Probabilistic Bag-of-Hyperlinks Models for Entity Linking

The goal of entity linking is to map spans of text to canonical entity representations such as Freebase entries or Wikipedia articles. It provides a foundation for various natural language processing tasks, including text understanding, summarization and machine translation. Name ambiguity, word polysemy, context dependencies, and a heavy-tailed distribution of entities contribute to the complexity of this problem. We here propose a probabilistic approach that makes use of an effective graphical model for collective entity linking, which resolves entity links jointly across an entire document. Our model captures local information from linkable token spans (i.e., mentions) and their surrounding context and combines it with a document-level prior of entity co-occurrences. The model is acquired automatically from entity-linked text repositories with a lightweight computational step for parameter adaptation. Loopy belief propagation is then used as an efficient approximate inference algorithm.
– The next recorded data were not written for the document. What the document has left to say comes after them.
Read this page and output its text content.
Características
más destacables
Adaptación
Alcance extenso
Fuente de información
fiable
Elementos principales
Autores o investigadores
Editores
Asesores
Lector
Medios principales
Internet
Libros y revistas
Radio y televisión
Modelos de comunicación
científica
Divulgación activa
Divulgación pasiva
Our method does not require extensive feature engineering but relies on simple sufficient statistics extracted from data, thus making it sufficiently fast for real-time usage. We demonstrate its performance on a wide range of well-known entity linking benchmark datasets, demonstrating that our approach matches, and in many cases outperforms, existing state-of-the-art methods.

This paper has been accepted for presentation at the World Wide Web Conference (WWW) 2016 in Montreal, Canada.